Another problem with Ticketmaster is that a lot, or even most, of tickets in a venue are not released to the general public. According to the New York Attorney General’s office in 2016, for most of the big concerts and shows happening “less than 25% of tickets were…released to the general public…” The rest of the tickets are reserved for credit card companies and other resellers. This limits access to the general public, which is where professional resellers come into the mix. If you’ve ever attempted to buy tickets to a concert and it seems like everything has sold out within minutes, it’s likely due to resellers who have bots mass buying tickets so they can sell them later at a scalped price. These tickets are often sold on places like SeatGeek, StubHub, and Ticketmaster itself. 

While it’s true that when buying tickets a person is usually limited in the number of tickets they can buy, there is no restriction on having more than one account, so it’s easy for a reseller to have several different accounts. These resellers sell scalped tickets with a price increase, on average, of 49% according to the New York Attorney General’s office. For Ticketmaster and sites like it, this is a profitable business decision since they get a cut of the earnings from a resold ticket sale.

So, what can an average ticket buyer do about it? Unfortunately, the answer is not a lot. Ticketmaster’s system is designed to exploit people. But some legal action has been happening that could potentially shake things up. 

In January of 2023, Ticketmaster was called to testify in a Judiciary Committee hearing in Congress. Executives of Ticketmaster were asked about the company’s monopoly. It was one of the few issues that both Democrats and Republicans both recognized as a problem. Theoretically, Congress has the power to break up the merger of Live Nation and Ticketmaster, though it seems unlikely that they will do that. The Department of Justice has reportedly been investigating Ticketmaster for antitrust breaches for a period of time but has yet to make any official move. 

However, there are people attempting to take legal action against Ticketmaster. A group of Taylor Swift fans who were frustrated back in November filed a lawsuit against Ticketmaster in a California court in December of 2022. The fans are citing California’s Unfair Competition law and are asking for 2,500 dollars per violation of the law.
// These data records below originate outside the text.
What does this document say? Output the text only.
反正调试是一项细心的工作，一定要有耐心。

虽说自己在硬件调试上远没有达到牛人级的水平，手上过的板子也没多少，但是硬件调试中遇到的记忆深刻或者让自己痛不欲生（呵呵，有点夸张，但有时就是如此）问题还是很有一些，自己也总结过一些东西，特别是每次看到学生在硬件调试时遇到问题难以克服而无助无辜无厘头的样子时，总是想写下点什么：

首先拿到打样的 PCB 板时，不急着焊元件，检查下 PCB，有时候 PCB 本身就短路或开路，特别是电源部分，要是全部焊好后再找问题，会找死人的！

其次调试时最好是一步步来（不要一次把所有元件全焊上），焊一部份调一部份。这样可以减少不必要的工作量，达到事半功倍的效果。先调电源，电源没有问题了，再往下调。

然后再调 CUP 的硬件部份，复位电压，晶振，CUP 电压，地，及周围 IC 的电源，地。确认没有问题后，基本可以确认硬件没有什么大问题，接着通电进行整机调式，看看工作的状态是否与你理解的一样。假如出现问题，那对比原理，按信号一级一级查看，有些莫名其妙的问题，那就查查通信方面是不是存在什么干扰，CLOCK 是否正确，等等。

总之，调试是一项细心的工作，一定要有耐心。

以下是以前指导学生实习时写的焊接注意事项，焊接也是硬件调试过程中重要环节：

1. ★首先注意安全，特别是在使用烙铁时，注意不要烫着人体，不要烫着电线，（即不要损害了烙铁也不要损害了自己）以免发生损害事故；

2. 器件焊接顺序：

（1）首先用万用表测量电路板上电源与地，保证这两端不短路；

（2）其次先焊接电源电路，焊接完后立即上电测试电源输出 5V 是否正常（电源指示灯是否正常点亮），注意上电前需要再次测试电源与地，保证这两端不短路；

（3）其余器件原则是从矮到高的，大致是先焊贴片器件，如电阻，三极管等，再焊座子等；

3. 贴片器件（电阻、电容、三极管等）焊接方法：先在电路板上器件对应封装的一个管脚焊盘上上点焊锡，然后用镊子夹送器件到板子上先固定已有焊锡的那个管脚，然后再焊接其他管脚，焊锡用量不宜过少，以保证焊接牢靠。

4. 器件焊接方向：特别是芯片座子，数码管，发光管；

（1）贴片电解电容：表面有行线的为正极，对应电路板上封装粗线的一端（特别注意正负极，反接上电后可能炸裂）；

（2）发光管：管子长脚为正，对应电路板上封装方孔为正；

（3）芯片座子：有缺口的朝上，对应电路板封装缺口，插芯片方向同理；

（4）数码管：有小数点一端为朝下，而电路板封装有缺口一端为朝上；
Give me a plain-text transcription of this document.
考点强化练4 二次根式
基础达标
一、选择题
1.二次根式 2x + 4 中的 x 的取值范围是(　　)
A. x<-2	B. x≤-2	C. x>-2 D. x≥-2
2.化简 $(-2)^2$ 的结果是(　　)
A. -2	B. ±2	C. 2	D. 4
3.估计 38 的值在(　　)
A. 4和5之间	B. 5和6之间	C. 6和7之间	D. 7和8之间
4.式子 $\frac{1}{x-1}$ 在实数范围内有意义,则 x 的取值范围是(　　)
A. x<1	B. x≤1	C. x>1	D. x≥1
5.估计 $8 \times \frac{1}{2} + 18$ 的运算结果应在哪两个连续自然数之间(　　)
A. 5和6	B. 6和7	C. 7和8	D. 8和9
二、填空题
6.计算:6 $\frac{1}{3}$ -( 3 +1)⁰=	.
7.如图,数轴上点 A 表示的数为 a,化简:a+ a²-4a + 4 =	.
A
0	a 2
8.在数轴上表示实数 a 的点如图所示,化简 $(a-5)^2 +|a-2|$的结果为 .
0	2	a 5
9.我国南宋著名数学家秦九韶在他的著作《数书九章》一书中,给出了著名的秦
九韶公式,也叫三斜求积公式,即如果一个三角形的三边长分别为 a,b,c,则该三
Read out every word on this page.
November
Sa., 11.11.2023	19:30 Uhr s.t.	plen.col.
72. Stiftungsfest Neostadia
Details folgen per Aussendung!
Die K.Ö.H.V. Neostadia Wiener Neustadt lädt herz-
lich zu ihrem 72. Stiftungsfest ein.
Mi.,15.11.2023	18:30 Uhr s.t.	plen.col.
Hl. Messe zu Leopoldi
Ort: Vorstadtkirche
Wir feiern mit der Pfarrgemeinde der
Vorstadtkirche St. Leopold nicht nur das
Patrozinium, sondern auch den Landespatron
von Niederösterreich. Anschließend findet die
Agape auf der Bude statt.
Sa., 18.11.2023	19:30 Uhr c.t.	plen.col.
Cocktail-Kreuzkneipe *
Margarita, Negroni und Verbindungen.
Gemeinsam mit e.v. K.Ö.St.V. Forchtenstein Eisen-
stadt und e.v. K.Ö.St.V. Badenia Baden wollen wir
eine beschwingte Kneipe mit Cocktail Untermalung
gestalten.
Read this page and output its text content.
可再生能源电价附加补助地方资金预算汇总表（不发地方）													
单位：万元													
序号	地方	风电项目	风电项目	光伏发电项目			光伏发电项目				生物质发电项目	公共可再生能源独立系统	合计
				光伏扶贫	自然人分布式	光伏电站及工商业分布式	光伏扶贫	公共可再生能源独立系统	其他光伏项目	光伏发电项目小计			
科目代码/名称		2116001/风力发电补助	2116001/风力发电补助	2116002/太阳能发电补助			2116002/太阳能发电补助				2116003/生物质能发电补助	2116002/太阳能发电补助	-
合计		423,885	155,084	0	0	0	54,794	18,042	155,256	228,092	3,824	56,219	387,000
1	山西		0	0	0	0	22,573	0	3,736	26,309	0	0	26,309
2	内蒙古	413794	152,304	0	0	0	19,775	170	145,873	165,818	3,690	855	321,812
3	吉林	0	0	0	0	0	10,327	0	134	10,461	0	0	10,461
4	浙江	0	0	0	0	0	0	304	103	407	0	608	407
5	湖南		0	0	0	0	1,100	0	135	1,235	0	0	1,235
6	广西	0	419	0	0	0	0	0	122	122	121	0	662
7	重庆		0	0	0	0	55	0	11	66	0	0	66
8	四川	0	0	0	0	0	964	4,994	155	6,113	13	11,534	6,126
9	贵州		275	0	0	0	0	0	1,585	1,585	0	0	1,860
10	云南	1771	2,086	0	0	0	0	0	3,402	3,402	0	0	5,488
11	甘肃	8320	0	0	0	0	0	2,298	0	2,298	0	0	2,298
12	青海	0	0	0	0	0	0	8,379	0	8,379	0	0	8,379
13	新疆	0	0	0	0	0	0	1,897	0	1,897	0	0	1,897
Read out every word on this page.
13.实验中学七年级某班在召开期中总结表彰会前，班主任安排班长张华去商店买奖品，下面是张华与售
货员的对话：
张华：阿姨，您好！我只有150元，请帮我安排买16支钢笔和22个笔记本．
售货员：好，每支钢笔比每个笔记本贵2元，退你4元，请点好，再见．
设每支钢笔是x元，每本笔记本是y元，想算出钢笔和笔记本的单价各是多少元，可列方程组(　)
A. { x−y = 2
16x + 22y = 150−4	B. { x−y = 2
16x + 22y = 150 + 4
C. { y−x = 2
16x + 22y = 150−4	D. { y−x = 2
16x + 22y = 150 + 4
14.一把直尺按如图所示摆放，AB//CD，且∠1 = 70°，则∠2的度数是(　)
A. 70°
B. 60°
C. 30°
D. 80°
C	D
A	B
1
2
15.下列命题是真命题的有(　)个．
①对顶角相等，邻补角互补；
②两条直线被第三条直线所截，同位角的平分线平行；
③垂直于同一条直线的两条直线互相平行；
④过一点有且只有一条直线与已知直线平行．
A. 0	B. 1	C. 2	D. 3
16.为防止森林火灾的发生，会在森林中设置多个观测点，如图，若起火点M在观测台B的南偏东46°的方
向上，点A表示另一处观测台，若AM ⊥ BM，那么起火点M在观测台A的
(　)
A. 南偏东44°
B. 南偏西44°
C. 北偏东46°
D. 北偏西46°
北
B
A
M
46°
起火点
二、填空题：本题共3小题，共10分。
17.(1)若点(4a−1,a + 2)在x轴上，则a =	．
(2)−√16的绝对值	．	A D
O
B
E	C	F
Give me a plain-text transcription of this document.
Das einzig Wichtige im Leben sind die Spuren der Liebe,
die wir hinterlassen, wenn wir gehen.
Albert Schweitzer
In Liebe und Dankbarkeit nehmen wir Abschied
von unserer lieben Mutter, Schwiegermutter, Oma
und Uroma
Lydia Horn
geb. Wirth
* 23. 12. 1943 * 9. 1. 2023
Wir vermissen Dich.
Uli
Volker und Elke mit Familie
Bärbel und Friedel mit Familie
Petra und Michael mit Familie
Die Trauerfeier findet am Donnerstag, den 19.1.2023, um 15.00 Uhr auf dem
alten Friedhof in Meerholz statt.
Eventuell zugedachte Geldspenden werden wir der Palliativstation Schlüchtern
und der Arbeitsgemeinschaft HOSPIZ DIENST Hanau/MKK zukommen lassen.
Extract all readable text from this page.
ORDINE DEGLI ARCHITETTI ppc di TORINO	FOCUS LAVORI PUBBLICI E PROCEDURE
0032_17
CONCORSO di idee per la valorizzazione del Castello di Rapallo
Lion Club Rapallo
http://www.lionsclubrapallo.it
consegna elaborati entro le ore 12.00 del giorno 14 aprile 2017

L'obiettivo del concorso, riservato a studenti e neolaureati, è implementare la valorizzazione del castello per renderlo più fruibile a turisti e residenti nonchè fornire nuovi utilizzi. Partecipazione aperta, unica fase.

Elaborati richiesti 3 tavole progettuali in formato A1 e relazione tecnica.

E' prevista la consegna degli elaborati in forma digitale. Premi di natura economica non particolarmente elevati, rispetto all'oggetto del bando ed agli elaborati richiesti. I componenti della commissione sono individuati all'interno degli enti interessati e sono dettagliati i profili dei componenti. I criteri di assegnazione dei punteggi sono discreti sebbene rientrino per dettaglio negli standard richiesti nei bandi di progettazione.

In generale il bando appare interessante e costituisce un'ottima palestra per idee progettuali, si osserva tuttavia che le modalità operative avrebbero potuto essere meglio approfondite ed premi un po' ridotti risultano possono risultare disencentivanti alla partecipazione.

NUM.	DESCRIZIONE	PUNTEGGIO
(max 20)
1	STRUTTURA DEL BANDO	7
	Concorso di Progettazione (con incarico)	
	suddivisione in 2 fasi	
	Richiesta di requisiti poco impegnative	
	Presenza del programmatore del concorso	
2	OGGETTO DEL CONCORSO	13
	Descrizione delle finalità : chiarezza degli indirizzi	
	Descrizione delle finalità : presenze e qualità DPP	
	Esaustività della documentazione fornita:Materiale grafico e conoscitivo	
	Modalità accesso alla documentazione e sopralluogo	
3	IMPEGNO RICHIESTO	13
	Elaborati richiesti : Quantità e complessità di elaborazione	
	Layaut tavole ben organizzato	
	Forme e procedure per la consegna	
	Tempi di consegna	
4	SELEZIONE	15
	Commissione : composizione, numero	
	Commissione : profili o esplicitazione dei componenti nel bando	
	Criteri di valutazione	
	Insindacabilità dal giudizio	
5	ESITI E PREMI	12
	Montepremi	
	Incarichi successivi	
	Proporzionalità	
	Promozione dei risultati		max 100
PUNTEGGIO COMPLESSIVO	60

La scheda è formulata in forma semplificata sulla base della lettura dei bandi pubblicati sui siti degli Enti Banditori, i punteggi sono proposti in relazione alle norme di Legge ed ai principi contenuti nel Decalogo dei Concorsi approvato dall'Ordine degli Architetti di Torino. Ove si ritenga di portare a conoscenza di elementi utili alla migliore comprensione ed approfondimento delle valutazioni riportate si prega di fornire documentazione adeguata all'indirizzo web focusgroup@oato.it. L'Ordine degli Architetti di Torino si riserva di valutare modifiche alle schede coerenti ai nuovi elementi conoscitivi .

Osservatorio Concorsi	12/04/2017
Though there are only 26 official plaintiffs as of right now, at least 400 other people are keen to get involved. In late March, there was a status hearing, which was mainly bureaucratic. 

It will be interesting to see if or what consequences will happen for Live Nation Entertainment. For a company as large and as profitable as Ticketmaster, even expensive fines are unlikely to cripple it. However, if the plaintiffs win the lawsuit, it could encourage other disgruntled fans to take action. But unfortunately for now, if you want to see your favorite artist, you’re going to have to deal with Ticketmaster.